ByDYLAN SCOTTPublishedSEPTEMBER 17, 2014, 11:46 AM EDT

Election forecaster Nate Silver did something unusual on Wednesday: He openly criticized another election forecaster's modeling.

The target of his critique was Princeton University's Sam Wang, whose 2014 forecasts have been published by The New Yorker. Silver took the unusual step, he wrote at FiveThirtyEight, because of the disparity between his model and Wang's. Silver's most recent forecast Tuesday gave the Republicans a 53 percent chance of taking over the Senate. Wang's Wednesday forecast shows Democrats with a 70 percent chance of keeping it.
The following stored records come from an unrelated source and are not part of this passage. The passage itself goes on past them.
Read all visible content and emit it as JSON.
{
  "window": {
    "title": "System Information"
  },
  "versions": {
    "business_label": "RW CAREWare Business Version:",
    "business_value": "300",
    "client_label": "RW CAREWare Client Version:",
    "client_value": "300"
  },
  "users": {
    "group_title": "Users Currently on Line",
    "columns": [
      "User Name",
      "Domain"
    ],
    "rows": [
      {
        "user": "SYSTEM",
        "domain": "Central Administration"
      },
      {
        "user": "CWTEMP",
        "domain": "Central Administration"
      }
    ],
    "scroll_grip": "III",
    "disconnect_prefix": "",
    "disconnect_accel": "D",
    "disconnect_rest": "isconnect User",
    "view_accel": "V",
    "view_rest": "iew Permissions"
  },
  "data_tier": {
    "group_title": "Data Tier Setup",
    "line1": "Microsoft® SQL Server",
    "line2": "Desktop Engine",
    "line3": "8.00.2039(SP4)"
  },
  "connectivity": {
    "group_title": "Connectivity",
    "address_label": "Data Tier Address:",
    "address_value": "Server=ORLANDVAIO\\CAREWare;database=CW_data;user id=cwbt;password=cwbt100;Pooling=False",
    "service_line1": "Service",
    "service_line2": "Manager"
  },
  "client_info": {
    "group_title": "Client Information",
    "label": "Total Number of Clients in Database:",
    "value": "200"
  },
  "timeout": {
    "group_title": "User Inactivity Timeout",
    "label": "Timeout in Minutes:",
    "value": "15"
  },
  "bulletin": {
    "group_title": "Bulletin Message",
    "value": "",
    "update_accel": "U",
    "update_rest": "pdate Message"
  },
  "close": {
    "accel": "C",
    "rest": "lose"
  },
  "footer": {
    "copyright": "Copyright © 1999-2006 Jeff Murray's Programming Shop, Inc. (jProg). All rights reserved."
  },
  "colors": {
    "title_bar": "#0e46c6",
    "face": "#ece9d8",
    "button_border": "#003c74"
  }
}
"I don’t like to call out other forecasters by name unless I have something positive to say about them -- and we think most of the other models out there are pretty great," Silver wrote. "But one is in so much perceived disagreement with FiveThirtyEight’s that it requires some attention. That’s the model put together by Sam Wang."

"That model is wrong," Silver said.

Silver took issue with the Wang model's methodology and weighing of polling averages.

"It substantially underestimates the uncertainty associated with polling averages and thereby overestimates the win probabilities for candidates with small leads in the polls," he said. "This is because instead of estimating the uncertainty empirically -- that is, by looking at how accurate polls or polling averages have been in the past -- Wang makes several assumptions about how polls behave that don’t check out against the data."

He cited specific examples like the 2010 Nevada Senate race. Wang's model gave Senate Majority Leader Harry Reid (D-NV) only a 30,000-to-1 chance of keeping his seat against Republican candidate Sharron Angle, Silver said, while FiveThirtyEight by contrast afforded Reid 5-to-1 odds.

Both were wrong, he acknowledged, but "those are very different forecasts."

Wang indirectly responded to Silver's critique in a post of his own on Wednesday, writing that there was a difference between his model's Senate poll snapshot (which gave Democrats an 80 percent on Wednesday) and its forecast which allowed for some uncertainty between now and November (and in turn put the Democratic odds at 70 percent).

Wang did not immediately respond to TPM's request for additional comment.